Masa jabatan Jusuf Kalla sebagai Wakil Presiden RI ke-12 memang telah berakhir. Namun, sosoknya sebagai pemimpin yang berkarakter kuat terus melekat dalam ingatan sejumlah orang, terutama bagi sahabat dan kolega.
Oleh
Kurnia Yunita Rahayu
·4 menit baca
Masa jabatan Jusuf Kalla sebagai Wakil Presiden RI ke-12 memang telah berakhir pada Minggu (20/10/2019) lalu. Namun, sosoknya sebagai pemimpin yang berkarakter kuat terus melekat dalam ingatan masyarakat, terutama bagi sahabat dan kolega yang menjadi orang-orang terdekat Jusuf Kalla.
Salah satunya mantan Menteri Pendayagunaan Aparatur Negara dan Reformasi Birokrasi Syafruddin, yang pernah menjadi ajudan Jusuf Kalla saat menjabat Wakil Presiden RI ke-10 pada periode 2004-2009. Syafruddin mengungkapkan, lima tahun mendampingi pemimpin yang akrab disapa Pak JK itu merupakan tahun-tahun penuh perdebatan. Keduanya kerap bertentangan dalam hal kedisiplinan memenuhi ketentuan protokoler.
Sebagai perwira polisi yang diberi mandat untuk mengurus segala keperluan wapres, Syafruddin tidak bisa lepas dari standar operasional prosedur (SOP) yang telah ditetapkan. Terkait pengamanan dalam bertugas, misalnya, ada beberapa peraturan yang mau tak mau harus dipatuhi JK.
Menolak protokoler
Namun, ada saja usaha JK untuk menolak standar dalam protokoler. Tak jarang Syafruddin pun harus menegur atasannya itu. “Ya (saya bilang) tidak boleh. Saya bersikukuh, bahkan kadang-kadang bertengkar,” ungkap Syafrudin dalam acara Rosi di Kompas TV, Jakarta, Senin (21/10/2019).

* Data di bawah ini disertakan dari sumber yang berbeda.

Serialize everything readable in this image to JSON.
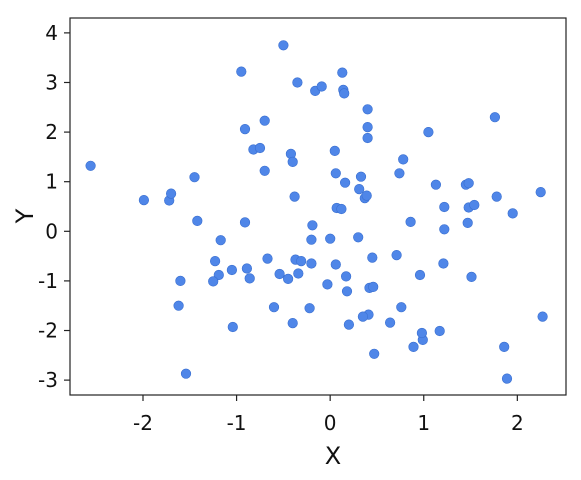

Dalam acara tersebut, sejumlah sahabat JK, di antaranya pengusaha dan aktivis mahasiswa 1966 Sofjan Wanandi dan Menteri Hukum dan Hak Asasi Manusia 2004-2007 Hamid Awaluddin. Selain itu, tentu saja hadir istri JK, Mufidah Jusuf Kalla bersama dengan tiga anak dan empat cucu mereka.
Syafruddin menambahkan, salah satu usaha JK untuk menolak protokoler itu dilakukan dengan menyiasati jadwal penerbangan. Wapres yang terkenal dengan slogan “lebih cepat, lebih baik” itu seringkali ingin terbang ke suatu tempat tanpa mempedulikan waktu maupun cuaca.
Dalam satu kesempatan, JK pernah memaksa untuk terbang dari Jakarta ke Makassar, Sulawesi Selatan, pada malam hari saat cuaca tengah buruk. Akibat kenekatan itu, ajudan dan para Pasukan Pengamanan Presiden (Paspampres) harus menerima hukuman dari Presiden Susilo Bambang Yudhoyono (SBY).
“Waktu itu saya sebagai ajudan dan Paspampres sempat disetrap selama satu jam oleh Pak SBY,” tutur Syafruddin.
Menurut dia, JK merupakan sosok yang berjiwa bebas. Walaupun sudah menjabat sebagai pemimpin negara, ia tetap dikenal egaliter, rendah hati, dan tidak kaku terhadap aturan.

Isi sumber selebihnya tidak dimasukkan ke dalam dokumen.